Federterme è stato incaricato di elaborare lo studio-progetto di fattibilità finalizzato alla realizzazione del piano di rilancio dell’impianto Terme dei lavoratori ex Inps di Viterbo. A conclusione dei lavori della commissione giudicatrice, avvenuta lo scorso 6 novembre, l’offerta migliore, tra le sei pervenute entro la scadenza dello scorso 26 marzo, è risultata l’ATI – Federterme Servizi srl e Structura srl.

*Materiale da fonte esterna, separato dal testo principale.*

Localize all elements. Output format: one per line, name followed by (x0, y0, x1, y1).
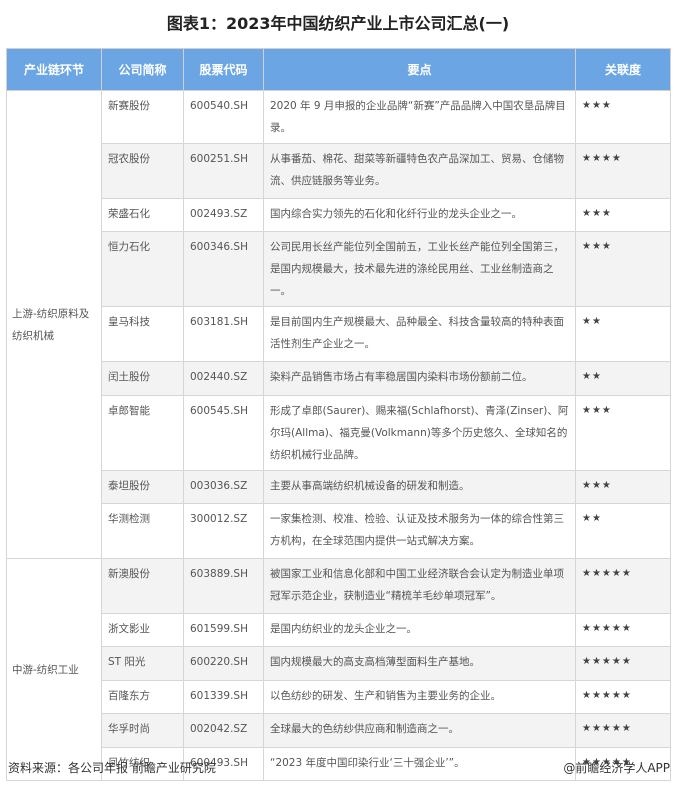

Con la presentazione del progetto si chiude l’iter immaginato da Regione Lazio e Comune di Viterbo per il recupero di un bene importante per immaginare lo sviluppo del capoluogo della Tuscia. Un percorso sviluppato in tre azioni fondamentali: l’approvazione di una legge ad hoc: la legge regionale n° 1 del 2014 stabilisce che il complesso delle terme ex Inps è affidato al comune di Viterbo che ha il compito di trovare, attraverso apposita gara, un soggetto gestore. Il rinnovo della concessione Bullicame al comune di Viterbo: la Regione ha rinnovato nel 2017 la concessione mineraria della sorgente Bullicame al comune di Viterbo, integrandovi anche i pozzi di riferimento delle terme ex Inps. E il rispetto del protocollo sottoscritto nel 2017 tra la Regione Lazio e il comune di Viterbo che impegnava il Comune a individuare mediante procedura ad evidenza pubblica un advisor chiamato a elaborare il progetto di fattibilità.
Una volta presentato il piano l’iter pubblico si chiude e si andrà ad aprire una gara per individuare sul mercato il soggetto che si farà carico di realizzarlo e gestirlo, secondo i canoni del progetto.